After white homeowners drive Southern University out of New Orleans, Mother Katharine Drexel secretly buys Southern’s former campus, where she opens Xavier University Preparatory School.
Xavier Normal School opens, training teachers to work in Black schools all across the South.
Xavier opens a College of Liberal Arts and Sciences. It's the only Catholic college in the country for people of color, and the first Catholic college to admit both men and women.
Xavier’s War Production Training Unit trains Black men and women for jobs in war industries. Louisiana employers do not hire them, however, until Xavier strikes a deal with Higgins Industries in New Orleans.
72 Xavier and Dillard students are arrested when, returning from a basketball game on a bus with only one white passenger aboard, they toss the bus’s racial dividing sign on the floor and sit wherever they want.
Xavier’s Sister Mary Elise Sisson defies Louisiana’s segregation laws by staging operas for interracial audiences. The shows sell out.
Xavier Senior Class President Rudy Lombard (XU ’61) is arrested for sitting at a whites-only lunch counter. He sues, and the US Supreme Court rules that state laws denying service based on a customer’s race are unconstitutional.
Xavier’s Sisters publicly condemn forced segregation as a violation of Scripture. Some local residents call the Sisters “depraved” and “communists,” but Xavier students hold a rally to thank them.
Xavier Senior Class President Rudy Lombard helps organize the first "Freedom Ride" across the South. After the Freedom Riders are beaten, arrested, and firebombed, Xavier Dean of Men Norman C. Francis arranges a safe haven for them at St. Michael's dorm.
Xavier students, staff and alumni organize to help Black voters register, a process that, at that time in Louisiana, includes a written test, an oral test, and a "moral" and "character" test.
College protests sweep the country, including at Xavier, where students demand more Black representation on the faculty and in the curriculum.
Norman Francis becomes Xavier's first Black, lay president. He will go on to serve for 47 years, the longest term of any university president in US history.
Dr. J.W. Carmichael starts teaching at Xavier. For the next 50 years, experts will cite his methods as a model of success for producing Black doctors and scientists.
Ernest “Dutch” Morial (XU ’51) becomes the first Black mayor of New Orleans.
Mother Katharine Drexel becomes Saint Katharine Drexel when she is canonized by Pope John Paul II.
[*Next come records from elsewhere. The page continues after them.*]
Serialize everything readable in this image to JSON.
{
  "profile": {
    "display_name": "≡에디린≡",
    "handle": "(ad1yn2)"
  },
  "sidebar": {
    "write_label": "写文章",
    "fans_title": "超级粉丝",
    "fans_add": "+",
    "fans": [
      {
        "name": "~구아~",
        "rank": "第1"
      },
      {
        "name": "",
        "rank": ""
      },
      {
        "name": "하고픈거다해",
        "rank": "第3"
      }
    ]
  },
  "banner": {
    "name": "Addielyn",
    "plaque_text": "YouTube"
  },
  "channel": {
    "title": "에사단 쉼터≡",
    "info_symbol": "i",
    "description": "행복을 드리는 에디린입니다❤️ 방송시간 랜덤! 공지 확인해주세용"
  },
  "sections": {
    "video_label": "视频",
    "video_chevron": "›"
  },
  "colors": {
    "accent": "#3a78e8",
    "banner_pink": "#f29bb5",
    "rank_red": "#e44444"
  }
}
Xavier President Norman Francis is appointed to lead Louisiana’s recovery efforts after Hurricane Katrina.
Xavier’s “Hurricane Class” of 2006 graduates. The US Senator from Illinois and future US President Barack Obama gives their commencement address.
Xavier President Norman Francis is awarded the Presidential Medal of Freedom, the nation’s highest civilian honor.
Dr. C. Reynold Verret, a distinguished biochemist and immunologist who grew up in Haiti and New York City, becomes Xavier’s new president.
LaToya Cantrell (XU ’96) is elected Mayor of New Orleans. She is the first woman—and the second Xavier graduate—to serve as the city’s mayor.
The Center for Equity, Justice, and the Human Spirit at Xavier is founded to promote scholar activism in the fields of education, criminal justice, and environmental sustainability.